Per TMZ, Kendall had left her Hollywood Hills home on Wednesday afternoon and did not return home until around 8 PM. Jenner was hanging around her house for a while and did not notice anything suspicious. It wasn’t until around 1 AM when she went into her bedroom and realized some of her jewelry was missing. Reportedly, about $200k worth of jewelry was stolen.
Jenner proceeded to call the police who responded promptly. Per Law Enforcement sources, Kendall called 911 after hearing a noise and believing a burglar might be in her home. When the cops arrived, they thoroughly searched the house but found no one on the premises who didn’t belong. Source tell TMZ that there was no sign of forced entry and law enforcement currently has no suspects.
According to California Penal Code 459 PC “burglary” is defined as entering any commercial or residential home with the intent to commit a felony or a theft once inside.
The legal definition of California Penal Code 459 PC burglary is:
- The defendant entered a building, room within a building, locked vehicle or structure;
- When s/he entered that building, room, vehicle or structure, s/he intended to commit either a California felony or a California theft; and
- One (1) or more of the following three things is true:
- The value of the property that the defendant stole or intended to steal was more than nine hundred fifty dollars ($950);
- The structure that the defendant entered was not a commercial establishment; OR
- The structure that the defendant entered was a commercial establishment, but the defendant entered it outside of business hours.
An individual commits the crime of burglary merely by entering the structure with the requisite criminal intent, even if the intended felony or theft is never actually completed. First-degree burglary is a burglary committed on a residence. First-degree residential burglary is a felony punishable in California by up to six years in state prison and/or a maximum 1,000 fine, probation and restitution to the victim(s).
UPDATE: According to TMZ law enforcement sources, Jenner was not burglarized at all.
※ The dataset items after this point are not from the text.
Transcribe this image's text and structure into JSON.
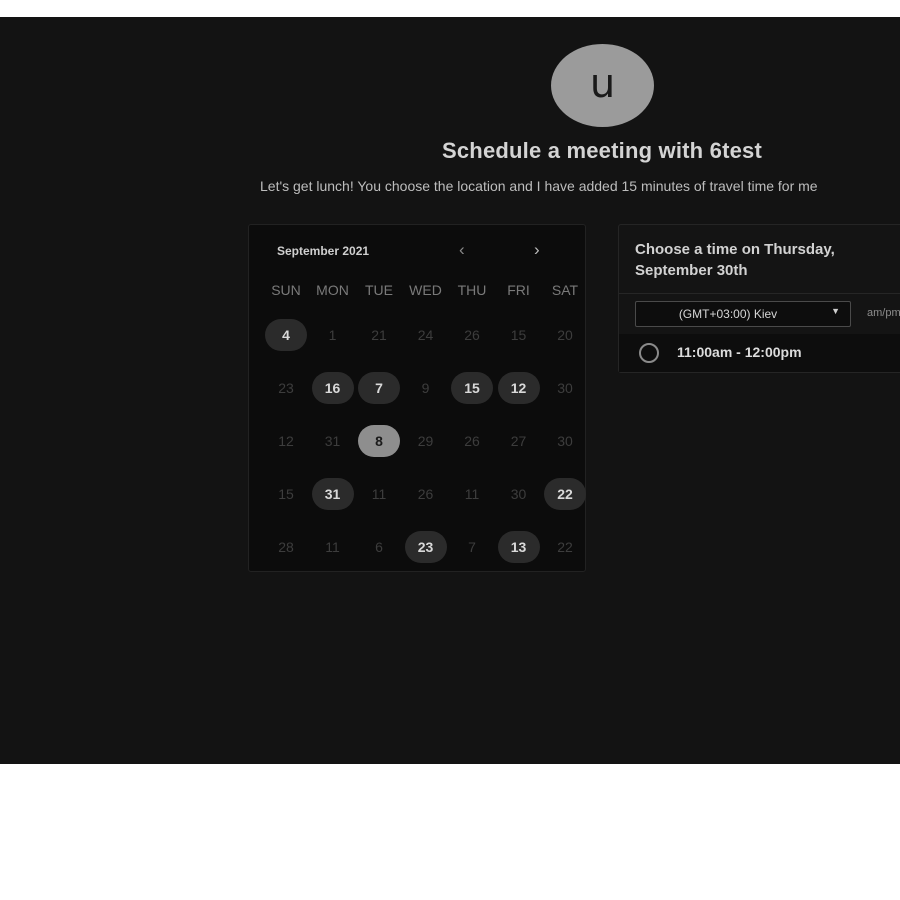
{
  "avatar_letter": "u",
  "title": "Schedule a meeting with 6test",
  "description": "Let's get lunch! You choose the location and I have added 15 minutes of travel time for me",
  "calendar": {
    "month_label": "September 2021",
    "prev_icon": "‹",
    "next_icon": "›",
    "weekdays": [
      "SUN",
      "MON",
      "TUE",
      "WED",
      "THU",
      "FRI",
      "SAT"
    ],
    "weeks": [
      [
        {
          "d": "4",
          "s": "avail"
        },
        {
          "d": "1",
          "s": "off"
        },
        {
          "d": "21",
          "s": "off"
        },
        {
          "d": "24",
          "s": "off"
        },
        {
          "d": "26",
          "s": "off"
        },
        {
          "d": "15",
          "s": "off"
        },
        {
          "d": "20",
          "s": "off"
        }
      ],
      [
        {
          "d": "23",
          "s": "off"
        },
        {
          "d": "16",
          "s": "avail"
        },
        {
          "d": "7",
          "s": "avail"
        },
        {
          "d": "9",
          "s": "off"
        },
        {
          "d": "15",
          "s": "avail"
        },
        {
          "d": "12",
          "s": "avail"
        },
        {
          "d": "30",
          "s": "off"
        }
      ],
      [
        {
          "d": "12",
          "s": "off"
        },
        {
          "d": "31",
          "s": "off"
        },
        {
          "d": "8",
          "s": "selected"
        },
        {
          "d": "29",
          "s": "off"
        },
        {
          "d": "26",
          "s": "off"
        },
        {
          "d": "27",
          "s": "off"
        },
        {
          "d": "30",
          "s": "off"
        }
      ],
      [
        {
          "d": "15",
          "s": "off"
        },
        {
          "d": "31",
          "s": "avail"
        },
        {
          "d": "11",
          "s": "off"
        },
        {
          "d": "26",
          "s": "off"
        },
        {
          "d": "11",
          "s": "off"
        },
        {
          "d": "30",
          "s": "off"
        },
        {
          "d": "22",
          "s": "avail"
        }
      ],
      [
        {
          "d": "28",
          "s": "off"
        },
        {
          "d": "11",
          "s": "off"
        },
        {
          "d": "6",
          "s": "off"
        },
        {
          "d": "23",
          "s": "avail"
        },
        {
          "d": "7",
          "s": "off"
        },
        {
          "d": "13",
          "s": "avail"
        },
        {
          "d": "22",
          "s": "off"
        }
      ]
    ]
  },
  "time_panel": {
    "heading": "Choose a time on Thursday, September 30th",
    "timezone": "(GMT+03:00) Kiev",
    "timezone_caret": "▼",
    "format_toggle": "am/pm",
    "slots": [
      "11:00am - 12:00pm"
    ]
  },
  "colors": {
    "background": "#131313",
    "available_day": "#2b2b2b",
    "selected_day": "#8e8e8e",
    "avatar": "#9b9b9b"
  }
}
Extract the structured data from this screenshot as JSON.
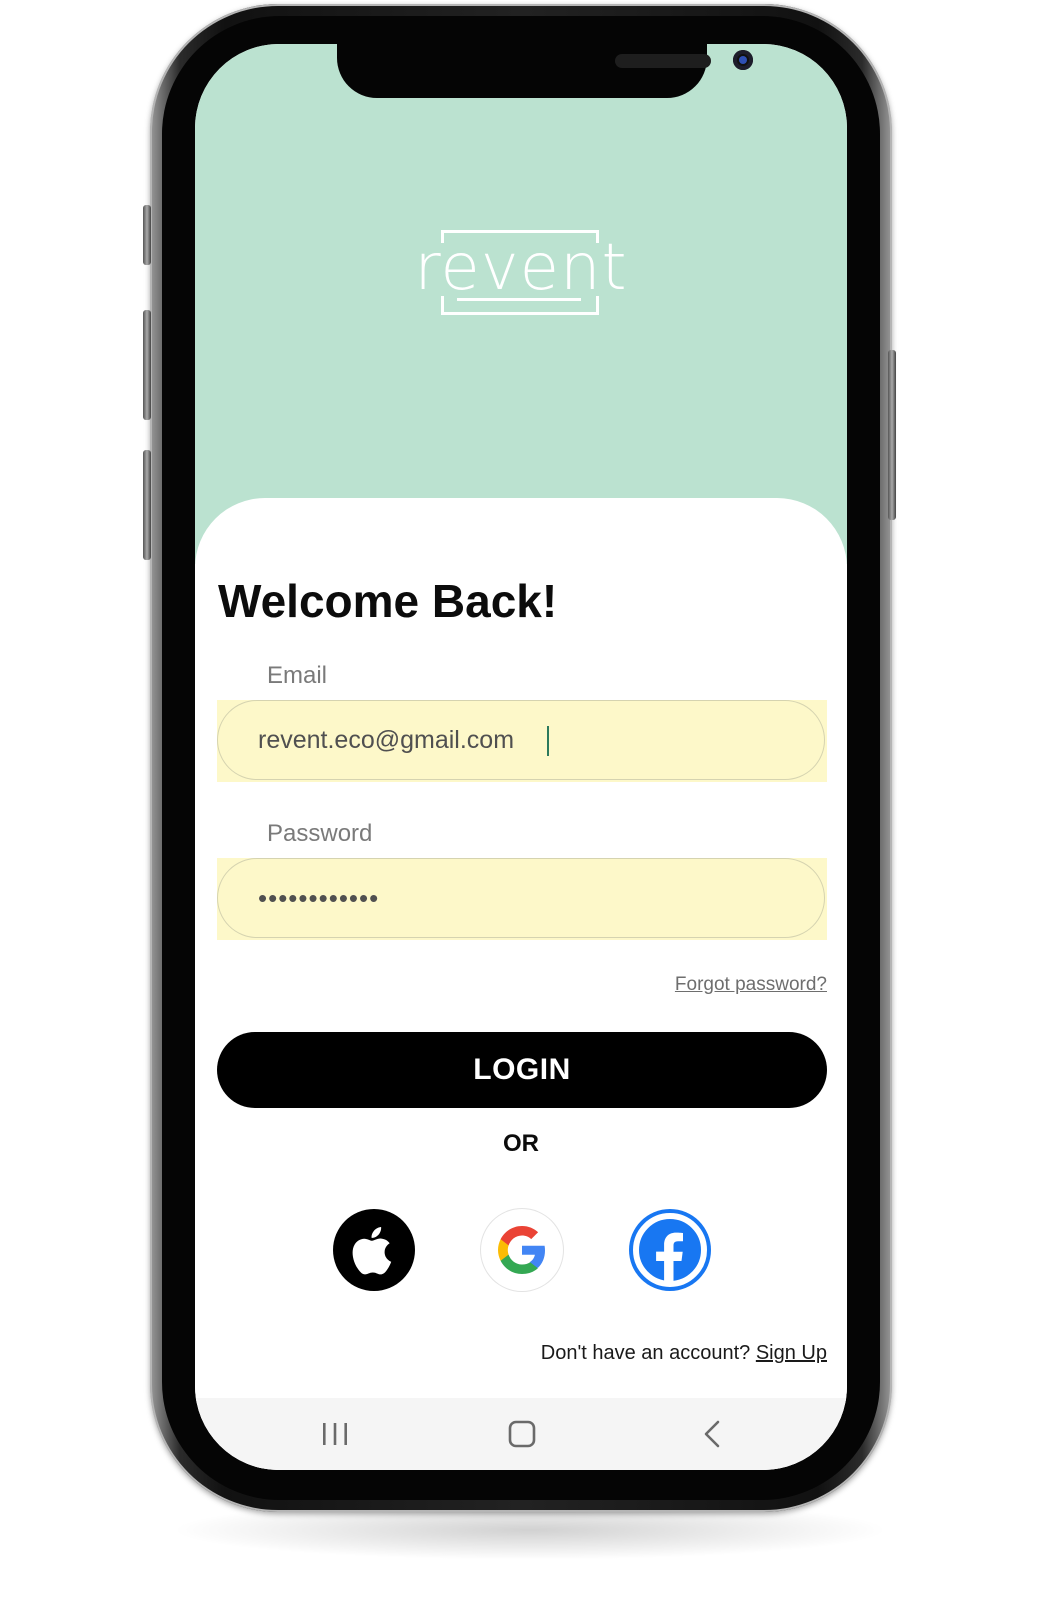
{
  "header": {
    "logo_text": "revent",
    "background_color": "#bbe2d0"
  },
  "login": {
    "title": "Welcome Back!",
    "email": {
      "label": "Email",
      "value": "revent.eco@gmail.com"
    },
    "password": {
      "label": "Password",
      "masked_value": "••••••••••••"
    },
    "forgot_password": "Forgot password?",
    "login_button": "LOGIN",
    "divider": "OR",
    "social_logins": [
      {
        "icon": "apple-icon"
      },
      {
        "icon": "google-icon"
      },
      {
        "icon": "facebook-icon"
      }
    ],
    "signup_prompt": "Don't have an account?",
    "signup_link": "Sign Up"
  },
  "system_nav": {
    "icons": [
      "recent-apps-icon",
      "home-icon",
      "back-icon"
    ]
  },
  "colors": {
    "accent_mint": "#bbe2d0",
    "autofill_yellow": "#fdf8c9",
    "button_black": "#000000",
    "facebook_blue": "#1877f2"
  }
}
Apparently, it was an inside job. Kendall was having a party with a big group of friends Wednesday night and some point she left the house, leaving her friends. When she returned around 1 AM she discovered that her jewelry box was left open. Law enforcement believes that since there was no sign of forced entry and the thief knew exactly where Kendall kept her jewelry and that it must have been an inside job.
Interesting to note that the default opinion was to link the robbery to the released non-violent California prisoners.
A blog for an op-ed piece at another time.
If it was an inside job the crime would no longer be considered a burglary but would be considered theft. According to California’s Penal Code 487 PC for grand theft states: “When the property taken is valued at more than $950, then the theft is considered the California crime of grand theft under Penal Code 487 PC”
Felony Grand Theft is punishable by up to three years of incarceration.